By the time he limped off the field, more than a few fans were ready for a new quarterback. They had watched Driskel commit 13 turnovers (seven interceptions and six fumbles lost) in his previous eight games.
"I caught a lot of criticism, which was deserved," he said. "But I do think that over the course of the year, I would have been able to redeem myself. But if you make costly mistakes like that, what do you expect?"
What Driskel expects on Saturday is to look good in Florida's new offense. It's a spread-option attack, very similar to the offense he ran in high school, when he was recruited to be the next star quarterback in then-coach Urban Meyer's offense.
"I feel like it fits not just me but all of our players," Driskel said. "We have a lot of guys who can make plays in space, and this offense creates space. We’ve made some big plays against our defense, which is exciting."
There hasn't been much excitement from Florida's offense since Will Muschamp replaced Meyer.
After a disastrous season in 2013, Muschamp hired offensive coordinator Kurt Roper away from Duke to revive the offense ... and Driskel.
"He's talented, folks," Roper said. "I mean, we're sitting here talking about a guy that's really, really gifted.

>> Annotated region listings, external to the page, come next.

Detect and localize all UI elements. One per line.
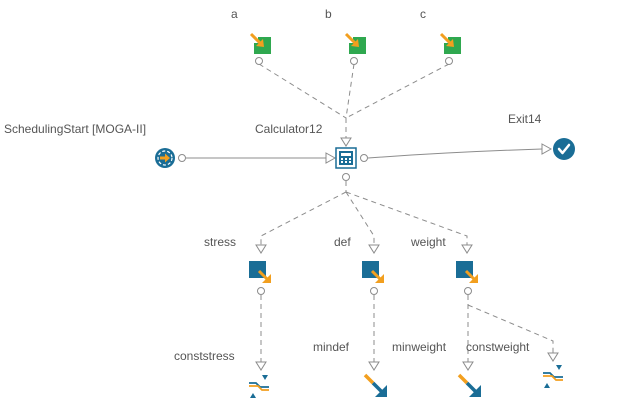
link-calculator-weight	[345, 191, 468, 245]
input-node-c[interactable]	[439, 32, 461, 54]
input-a-label: a	[231, 7, 238, 21]
goal-constweight-label: constweight	[466, 340, 530, 354]
goal-mindef-label: mindef	[313, 340, 350, 354]
output-stress-port[interactable]	[257, 287, 265, 295]
goal-node-constweight[interactable]	[543, 365, 563, 388]
exit-node[interactable]	[553, 138, 575, 160]
output-node-weight[interactable]	[456, 261, 478, 283]
input-node-b[interactable]	[344, 32, 366, 54]
output-def-label: def	[334, 235, 351, 249]
calculator-process-port[interactable]	[360, 154, 368, 162]
output-weight-port[interactable]	[464, 287, 472, 295]
calculator-input-arrow	[340, 137, 352, 147]
output-variable-icon	[362, 261, 384, 283]
goal-node-conststress[interactable]	[249, 375, 269, 398]
link-calculator-def	[345, 191, 375, 245]
link-calculator-stress	[260, 191, 347, 245]
scheduler-start-icon	[155, 148, 175, 168]
link-a-calculator	[258, 63, 347, 119]
input-variable-icon	[439, 32, 461, 54]
input-variable-icon	[249, 32, 271, 54]
output-node-stress[interactable]	[249, 261, 271, 283]
scheduler-start-node[interactable]	[155, 148, 175, 168]
goal-node-mindef[interactable]	[363, 373, 387, 397]
calculator-icon	[335, 147, 357, 169]
output-stress-label: stress	[204, 235, 237, 249]
calculator-node[interactable]	[335, 147, 357, 169]
minimize-objective-icon	[457, 373, 481, 397]
calculator-data-port[interactable]	[342, 173, 350, 181]
output-def-port[interactable]	[370, 287, 378, 295]
scheduler-output-port[interactable]	[178, 154, 186, 162]
input-b-label: b	[325, 7, 332, 21]
exit-check-icon	[553, 138, 575, 160]
constraint-icon	[543, 365, 563, 388]
goal-node-minweight[interactable]	[457, 373, 481, 397]
exit-label: Exit14	[508, 112, 542, 126]
input-node-a[interactable]	[249, 32, 271, 54]
link-weight-constweight	[467, 304, 554, 353]
minimize-objective-icon	[363, 373, 387, 397]
link-c-calculator	[345, 63, 450, 119]
input-c-port[interactable]	[445, 57, 453, 65]
output-variable-icon	[456, 261, 478, 283]
output-variable-icon	[249, 261, 271, 283]
output-node-def[interactable]	[362, 261, 384, 283]
input-c-label: c	[420, 7, 426, 21]
scheduler-label: SchedulingStart [MOGA-II]	[4, 122, 147, 136]
link-calculator-exit	[367, 148, 543, 159]
calculator-label: Calculator12	[255, 122, 323, 136]
input-a-port[interactable]	[255, 57, 263, 65]
output-weight-label: weight	[411, 235, 446, 249]
link-b-calculator	[345, 63, 355, 119]
goal-conststress-label: conststress	[174, 349, 235, 363]
goal-minweight-label: minweight	[392, 340, 447, 354]
input-variable-icon	[344, 32, 366, 54]
constraint-icon	[249, 375, 269, 398]
input-b-port[interactable]	[350, 57, 358, 65]
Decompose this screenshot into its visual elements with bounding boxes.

And his experience shows whenever we have conversations. He understands football. It's not his first rodeo."
Roper watched Driskel in high school, knowing it was highly unlikely he could get the nation's top QB prospect to Duke.
"Now I get the luck of the draw here," Roper said. "That's a big, powerful, fast-twitch, natural throwing motion."

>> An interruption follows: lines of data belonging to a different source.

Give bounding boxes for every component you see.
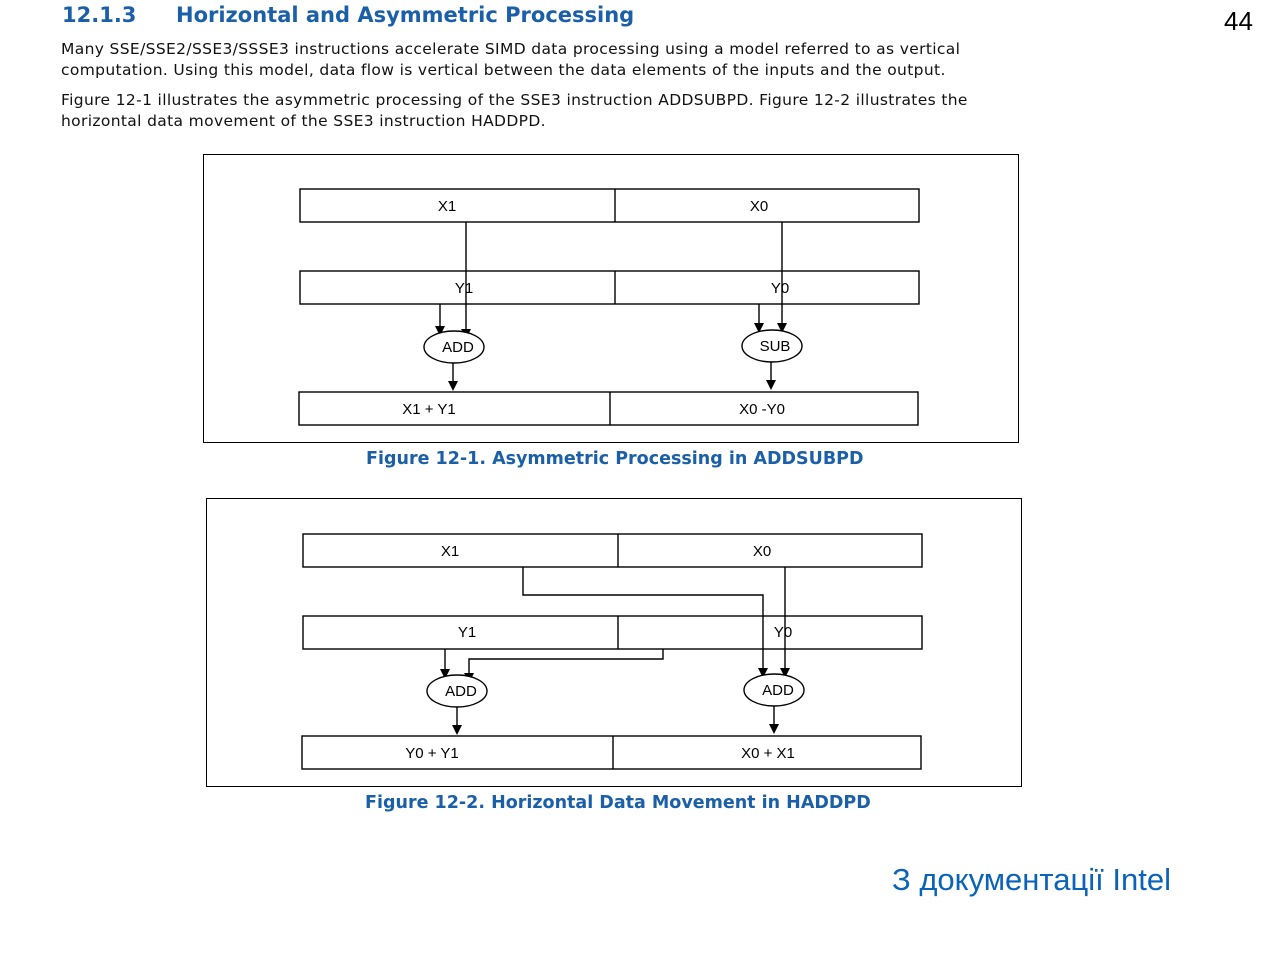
- y0-label: Y0: [774, 624, 792, 641]
- left-add-operator-label: ADD: [445, 683, 477, 700]
- result-high-label: X1 + Y1: [402, 401, 456, 418]
- right-add-operator-label: ADD: [762, 682, 794, 699]
- y1-label: Y1: [458, 624, 476, 641]
- add-operator: [423, 330, 485, 364]
- result-low-label: X0 -Y0: [739, 401, 785, 418]
- y0-to-left-add-arrow: [464, 649, 664, 683]
- y-register: [299, 270, 920, 305]
- x0-label: X0: [753, 543, 771, 560]
- figure-1-caption: Figure 12-1. Asymmetric Processing in AD…: [366, 449, 864, 469]
- x1-to-right-add-arrow: [522, 567, 768, 678]
- x-register: [299, 188, 920, 223]
- figure-2-caption: Figure 12-2. Horizontal Data Movement in…: [365, 793, 871, 813]
- y-register: [302, 615, 923, 650]
- result-low-label: X0 + X1: [741, 745, 795, 762]
- add-operator-label: ADD: [442, 339, 474, 356]
- result-register: [301, 735, 922, 770]
- x0-label: X0: [750, 198, 768, 215]
- section-number: 12.1.3: [62, 3, 137, 27]
- x1-label: X1: [441, 543, 459, 560]
- result-high-label: Y0 + Y1: [405, 745, 459, 762]
- figures-paragraph: Figure 12-1 illustrates the asymmetric p…: [61, 90, 1191, 132]
- sub-operator-label: SUB: [760, 338, 791, 355]
- addsubpd-diagram: X1 X0 Y1 Y0 ADD SUB X1 + Y1 X0 -Y0: [298, 188, 920, 426]
- result-register: [298, 391, 919, 426]
- page-number: 44: [1224, 6, 1253, 36]
- sub-operator: [741, 329, 803, 363]
- y1-label: Y1: [455, 280, 473, 297]
- section-title: Horizontal and Asymmetric Processing: [176, 3, 635, 27]
- intro-line-2: computation. Using this model, data flow…: [61, 61, 946, 79]
- figures-line-2: horizontal data movement of the SSE3 ins…: [61, 112, 546, 130]
- figures-line-1: Figure 12-1 illustrates the asymmetric p…: [61, 91, 968, 109]
- source-note: З документації Intel: [892, 862, 1171, 897]
- intro-paragraph: Many SSE/SSE2/SSE3/SSSE3 instructions ac…: [61, 39, 1191, 81]
- intro-line-1: Many SSE/SSE2/SSE3/SSSE3 instructions ac…: [61, 40, 961, 58]
- y0-label: Y0: [771, 280, 789, 297]
- x1-label: X1: [438, 198, 456, 215]
- haddpd-diagram: X1 X0 Y1 Y0 ADD ADD Y0 + Y1 X0 + X1: [301, 533, 923, 770]
- x-register: [302, 533, 923, 568]
- figure-haddpd: X1 X0 Y1 Y0 ADD ADD Y0 + Y1 X0 + X1: [206, 498, 1022, 787]
- figure-addsubpd: X1 X0 Y1 Y0 ADD SUB X1 + Y1 X0 -Y0: [203, 154, 1019, 443]
- section-heading: 12.1.3 Horizontal and Asymmetric Processi…: [62, 3, 634, 27]
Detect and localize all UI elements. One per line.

Driskel's arm has been on full display throughout Florida's spring practice, as has his experience in adapting to his third offense in just over three years.
"Jeff’s been through change before," Muschamp said, "so I think the more times you go through that stuff you kind of can handle it and move forward. The maturity takes over."
Nothing has shown Driskel's maturity this spring better than the way he has moved past the injuries and struggles that have hindered his Florida career.
He entered last season firmly believing he had reached a turning point. Then Miami happened, then he felt a pop, then his season was over.
"I thought I was going to have a really good year," he said. "I was throwing the ball well. Had a couple mistakes, costly mistakes, especially in that Miami game. But I felt like I was throwing the ball well. To have it all taken away was tough. ...
"I didn't really feel helpless. Discouraged, I would say, but not helpless. It was tough. It was tough. You know, you work in the whole offseason for the season and then you're excited for it, you think you're going to play well, and the next thing you know it's gone."
Gone, but not forgotten.
Muschamp has stood by Driskel and still believes in his talent. If there was one good thing that came from Driskel's short and turbulent 2013 season, it was Muschamp's faith in the heart and leadership that Driskel showed.